Two passenger trains have crashed into each other leaving more than 30 people dead and more injured.
A collision between two passenger trains in central Egypt on Friday left at least 32 people dead, the Egyptian health ministry said.
A statement from the Egyptian health ministry confirmed that "32 people were killed and 66 injured" and transported to the hospital.
Three passenger cars were flipped over in the collision. Videos from the scene depicted people still trapped inside.
A photo shared on Twitter showed people gathering around a derailed train carriage.
Dozens of ambulances raced to the scene of the crash in the Tahta district of Sohag province, around 460 kilometers (285 miles) south of the capital Cairo.
Egypt's railway authority said that the accident was caused by an unknown individual applying the emergency brakes in the first train which was subsequently hit by the train behind, causing two carriages to derail, Reuters reported.
"The trains collided while going at not very high speeds, which led to the destruction of two carriages and a third to overturn," a security source told Reuters.
Egypt's history of deadly train accidents
Egypt has a history of train accidents caused by poorly maintained equipment and bad management. Official figures recorded 1,793 train accidents in 2017.
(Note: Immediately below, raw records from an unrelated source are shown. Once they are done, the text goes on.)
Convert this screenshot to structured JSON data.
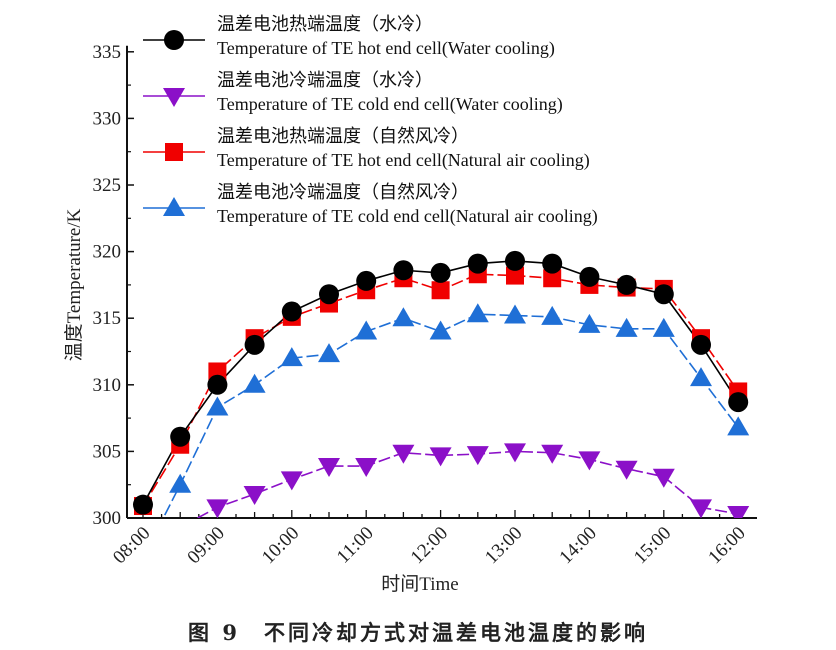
{
  "chart_data": {
    "type": "line",
    "caption": "图 9　不同冷却方式对温差电池温度的影响",
    "xlabel": "时间Time",
    "ylabel": "温度Temperature/K",
    "ylim": [
      300,
      335
    ],
    "yticks": [
      300,
      305,
      310,
      315,
      320,
      325,
      330,
      335
    ],
    "x": [
      "08:00",
      "08:30",
      "09:00",
      "09:30",
      "10:00",
      "10:30",
      "11:00",
      "11:30",
      "12:00",
      "12:30",
      "13:00",
      "13:30",
      "14:00",
      "14:30",
      "15:00",
      "15:30",
      "16:00"
    ],
    "xtick_labels": [
      "08:00",
      "09:00",
      "10:00",
      "11:00",
      "12:00",
      "13:00",
      "14:00",
      "15:00",
      "16:00"
    ],
    "grid": false,
    "legend_position": "top-left",
    "series": [
      {
        "name": "温差电池热端温度（水冷）",
        "name_en": "Temperature of TE hot end cell(Water cooling)",
        "marker": "circle",
        "color": "#000000",
        "values": [
          301.0,
          306.1,
          310.0,
          313.0,
          315.5,
          316.8,
          317.8,
          318.6,
          318.4,
          319.1,
          319.3,
          319.1,
          318.1,
          317.5,
          316.8,
          313.0,
          308.7
        ]
      },
      {
        "name": "温差电池冷端温度（水冷）",
        "name_en": "Temperature of TE cold end cell(Water cooling)",
        "marker": "triangle-down",
        "color": "#8b10c8",
        "values": [
          297.5,
          299.3,
          300.8,
          301.8,
          302.9,
          303.9,
          303.9,
          304.9,
          304.7,
          304.8,
          305.0,
          304.9,
          304.4,
          303.7,
          303.1,
          300.8,
          300.3
        ]
      },
      {
        "name": "温差电池热端温度（自然风冷）",
        "name_en": "Temperature of TE hot end cell(Natural air cooling)",
        "marker": "square",
        "color": "#f00000",
        "values": [
          300.9,
          305.5,
          311.0,
          313.5,
          315.1,
          316.1,
          317.1,
          318.0,
          317.1,
          318.3,
          318.2,
          318.0,
          317.5,
          317.3,
          317.2,
          313.5,
          309.5
        ]
      },
      {
        "name": "温差电池冷端温度（自然风冷）",
        "name_en": "Temperature of TE cold end cell(Natural air cooling)",
        "marker": "triangle-up",
        "color": "#1f6fd6",
        "values": [
          297.0,
          302.5,
          308.3,
          310.0,
          312.0,
          312.3,
          314.0,
          315.0,
          314.0,
          315.3,
          315.2,
          315.1,
          314.5,
          314.2,
          314.2,
          310.5,
          306.8
        ]
      }
    ]
  }
}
One of those accidents left 43 people dead when two trains collided near the Mediterranean port city of Alexandria.
More than 300 people were killed in Egypt's deadliest train accident when a speeding train caught fire in 2003.
In 2018, President Abdel-Fattah el-Sissi said that the government needed around 250 billion Egyptian pounds ($14.1 billion, €11.97 billion) in order to bring the country's run-down railway system up-to-date.
Egypt has one of the oldest and largest railway networks in Africa.